Perhaps Uzomah’s responsibilities will primarily lie in the blocking department whereas Conklin eats up the bulk of the targets. This would be similar to how the New England Patriots utilized their duo of big-money free agent tight ends in 2021: Jonnu Smith (4 years, $50 million) and Hunter Henry (3 years, $37.5 million).
New England used Smith primarily as a blocker while Henry ate up the majority of the receiving production. Henry had 75 targets (50 catches for 603 yards and 9 TDs) to Smith’s 45 targets (28 catches for 294 yards and 1 TD). Smith was used as a blocker on 66.7% of his offensive snaps as opposed to Henry’s 43.3%.
Maybe the Jets will have Conklin take the Henry role while Uzomah takes the Smith role.
It is going to be very interesting to see how the Jets divide duties between Conklin and Uzomah. We know the Jets have big plans in mind for both of them – otherwise, they wouldn’t have paid starter-level money to two different tight ends.

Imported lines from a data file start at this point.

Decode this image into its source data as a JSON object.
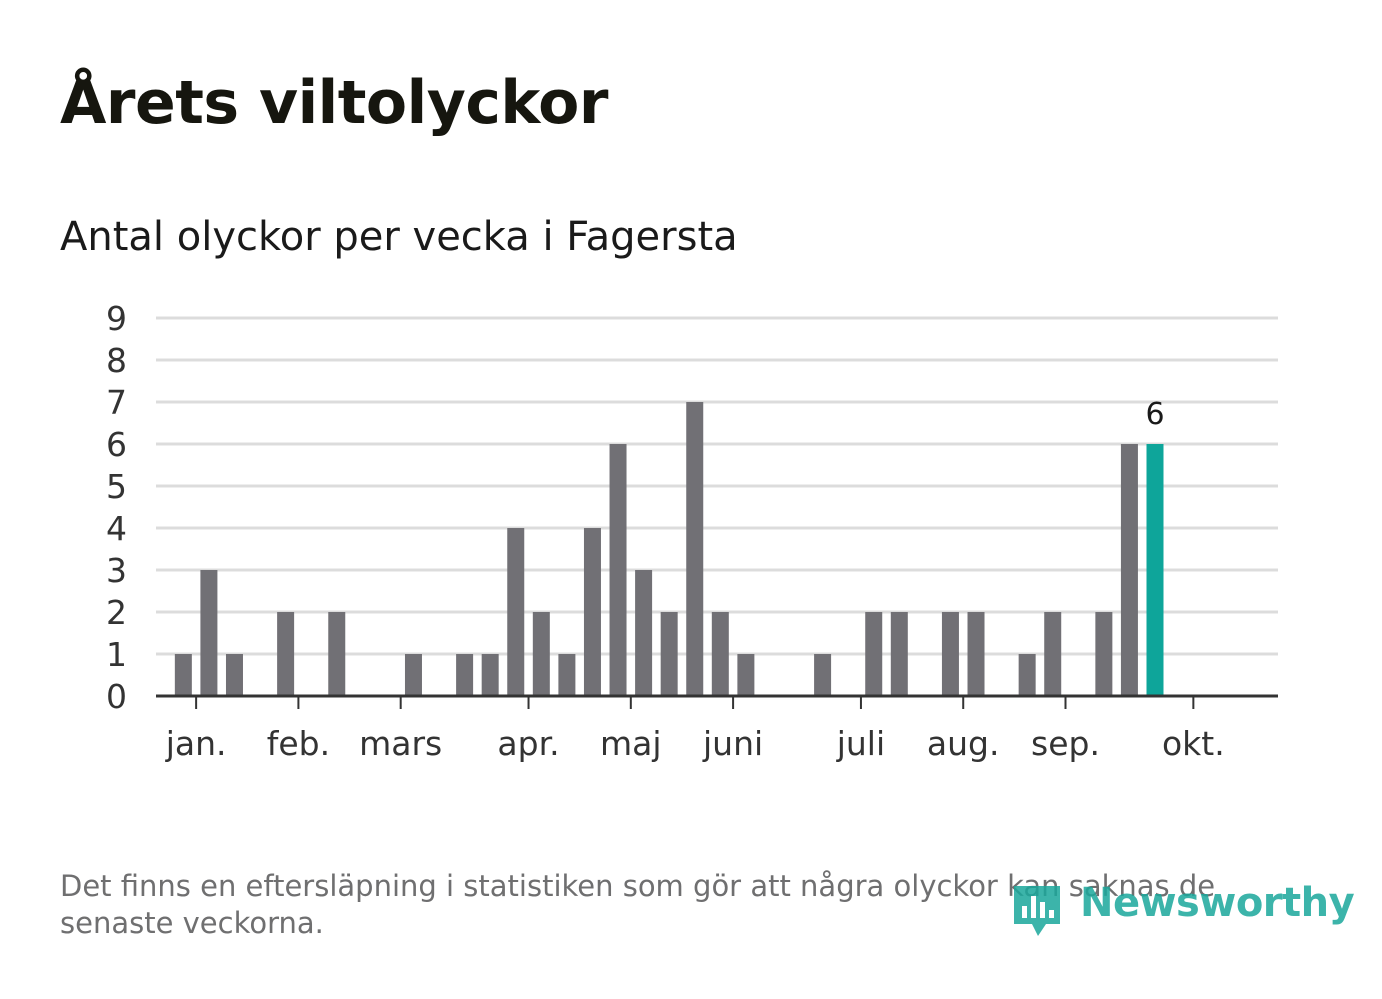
{
  "header": {
    "title": "Årets viltolyckor",
    "subtitle": "Antal olyckor per vecka i Fagersta"
  },
  "footer": {
    "note": "Det finns en eftersläpning i statistiken som gör att några olyckor kan saknas de senaste veckorna.",
    "brand": "Newsworthy"
  },
  "colors": {
    "bar": "#717075",
    "highlight": "#0ea59a",
    "grid": "#dcdcdc",
    "axis": "#333333",
    "brand": "#1ba89c"
  },
  "chart_data": {
    "type": "bar",
    "title": "Antal olyckor per vecka i Fagersta",
    "xlabel": "",
    "ylabel": "",
    "ylim": [
      0,
      9
    ],
    "yticks": [
      "0",
      "1",
      "2",
      "3",
      "4",
      "5",
      "6",
      "7",
      "8",
      "9"
    ],
    "grid": true,
    "weeks": [
      1,
      2,
      3,
      4,
      5,
      6,
      7,
      8,
      9,
      10,
      11,
      12,
      13,
      14,
      15,
      16,
      17,
      18,
      19,
      20,
      21,
      22,
      23,
      24,
      25,
      26,
      27,
      28,
      29,
      30,
      31,
      32,
      33,
      34,
      35,
      36,
      37,
      38,
      39,
      40,
      41
    ],
    "values": [
      0,
      0,
      1,
      3,
      1,
      0,
      2,
      0,
      2,
      0,
      0,
      1,
      0,
      1,
      1,
      4,
      2,
      1,
      4,
      6,
      3,
      2,
      7,
      2,
      1,
      0,
      0,
      1,
      0,
      2,
      2,
      0,
      2,
      2,
      0,
      1,
      2,
      0,
      2,
      6,
      6
    ],
    "highlight_index": 40,
    "highlight_label": "6",
    "month_labels": [
      {
        "label": "jan.",
        "week": 3.5
      },
      {
        "label": "feb.",
        "week": 7.5
      },
      {
        "label": "mars",
        "week": 11.5
      },
      {
        "label": "apr.",
        "week": 16.5
      },
      {
        "label": "maj",
        "week": 20.5
      },
      {
        "label": "juni",
        "week": 24.5
      },
      {
        "label": "juli",
        "week": 29.5
      },
      {
        "label": "aug.",
        "week": 33.5
      },
      {
        "label": "sep.",
        "week": 37.5
      },
      {
        "label": "okt.",
        "week": 42.5
      }
    ]
  }
}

But Conklin’s consistent excellence in the passing game is making things tricky. Yes, the Jets want to use both him and Uzomah, but if Conklin is clearly the better receiving weapon – showing legitimate top-10-caliber potential in that phase considering how frequently he’s been making plays – should they really hold him back just to make sure Uzomah gets his fair share of chances?
No matter how things shake out, one thing feels certain: big things are coming for Tyler Conklin.